Congressional redistricting shouldn't be too hard. Incumbents usually hammer something out between themselves and hand it to the General Assembly. In any case, Republicans won so many seats this year (8 of 11), that it would be impossible to protect them all in redistricting. The 2nd and 4th District may become somewhat more Republican by shedding African-American voters to the 3rd. Other than that, the status quo will probably prevail.

It's when they redraw their own districts legislators have the potential to become an unruly mob.

Many are predicting the gentlemen's agreement that prevailed in the past, the House doesn't meddle in the Senate's plan and vice versa, will be maintained. I'm not so sure. Neither Senate Majority Leader Dick Saslaw (R-Springfield) nor House Speaker Bill Howell (R-Stafford) and new House Majority Leader Kirk Cox (R-Colonial Heights) have sounded very conciliatory lately. Saslaw and Cox, in particular, have reputations for hard-nosed partisanship.

House Democrats, whose paltry numbers leave them helpless in the face of the Republican majority, may appeal to Saslaw as their only chance to get anything resembling a fair redistricting. In 1991, their first opportunity to draw a new map, House Republicans showed they'd learned their lessons from more than  century in the minority. They drew what is arguably the most devastating partisan map in the  history of Virginia redistricting. They managed to effectively decapitate the Democratic leadership in the House and draw a map that let them keep the majority for the entire decade.

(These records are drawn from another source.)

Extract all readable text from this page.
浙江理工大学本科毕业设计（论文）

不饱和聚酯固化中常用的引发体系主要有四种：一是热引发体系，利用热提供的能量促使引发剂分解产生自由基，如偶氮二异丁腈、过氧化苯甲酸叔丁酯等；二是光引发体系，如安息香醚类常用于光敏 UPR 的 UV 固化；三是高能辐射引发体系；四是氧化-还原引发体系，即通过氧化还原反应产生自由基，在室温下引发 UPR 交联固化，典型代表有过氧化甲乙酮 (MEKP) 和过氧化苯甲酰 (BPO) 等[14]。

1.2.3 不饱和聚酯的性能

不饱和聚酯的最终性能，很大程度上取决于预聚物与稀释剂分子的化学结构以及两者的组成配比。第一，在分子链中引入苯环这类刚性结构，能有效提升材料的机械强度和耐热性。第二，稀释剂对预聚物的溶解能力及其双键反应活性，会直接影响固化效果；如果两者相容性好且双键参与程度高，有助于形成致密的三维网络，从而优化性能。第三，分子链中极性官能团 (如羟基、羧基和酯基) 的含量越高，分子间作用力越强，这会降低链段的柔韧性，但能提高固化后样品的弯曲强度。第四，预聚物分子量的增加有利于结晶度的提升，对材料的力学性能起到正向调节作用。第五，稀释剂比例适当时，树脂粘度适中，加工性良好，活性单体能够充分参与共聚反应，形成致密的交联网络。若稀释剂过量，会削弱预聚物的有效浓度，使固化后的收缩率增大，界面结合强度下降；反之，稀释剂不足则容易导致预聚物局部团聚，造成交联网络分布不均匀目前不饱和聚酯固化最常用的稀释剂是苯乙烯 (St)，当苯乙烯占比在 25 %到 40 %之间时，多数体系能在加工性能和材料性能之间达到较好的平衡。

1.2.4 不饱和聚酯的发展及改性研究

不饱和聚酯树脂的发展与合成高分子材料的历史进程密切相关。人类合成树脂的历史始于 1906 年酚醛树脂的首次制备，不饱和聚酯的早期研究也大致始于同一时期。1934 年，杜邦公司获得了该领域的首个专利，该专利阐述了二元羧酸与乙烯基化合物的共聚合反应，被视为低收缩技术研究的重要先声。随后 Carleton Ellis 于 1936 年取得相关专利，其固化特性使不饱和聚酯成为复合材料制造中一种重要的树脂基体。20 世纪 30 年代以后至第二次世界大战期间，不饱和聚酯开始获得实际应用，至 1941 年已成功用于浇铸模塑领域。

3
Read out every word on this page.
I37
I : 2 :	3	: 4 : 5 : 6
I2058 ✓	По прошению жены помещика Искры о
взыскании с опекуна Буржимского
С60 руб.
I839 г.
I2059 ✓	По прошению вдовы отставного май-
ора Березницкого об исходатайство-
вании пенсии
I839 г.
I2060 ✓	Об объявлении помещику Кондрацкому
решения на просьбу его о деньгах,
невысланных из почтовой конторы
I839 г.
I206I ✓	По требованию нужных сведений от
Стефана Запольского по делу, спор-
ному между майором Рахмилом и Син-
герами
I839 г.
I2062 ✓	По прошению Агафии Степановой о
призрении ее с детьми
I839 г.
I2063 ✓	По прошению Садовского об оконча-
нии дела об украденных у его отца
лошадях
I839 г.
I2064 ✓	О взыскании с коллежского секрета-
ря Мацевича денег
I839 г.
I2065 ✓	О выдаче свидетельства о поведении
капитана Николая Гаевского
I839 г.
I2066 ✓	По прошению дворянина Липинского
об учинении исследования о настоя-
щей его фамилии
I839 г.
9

Republican Senators, who had a smaller majority to start with, were more merciful. They picked the one Democrat they wanted to get rid of  -- Northern Virginia's Leslie Byrne -- and were satisfied. Perhaps as a consequence, they lost their Senate majority in 2007.

Even if Democrats in the Senate and Republicans in the House reach some understanding on redistricting -- which would be amazing since they haven't managed to so so on highway funding or electing judges -- will Gov. Bob McDonnell manage to restrain the temptation to kibitz? His predecessors didn't.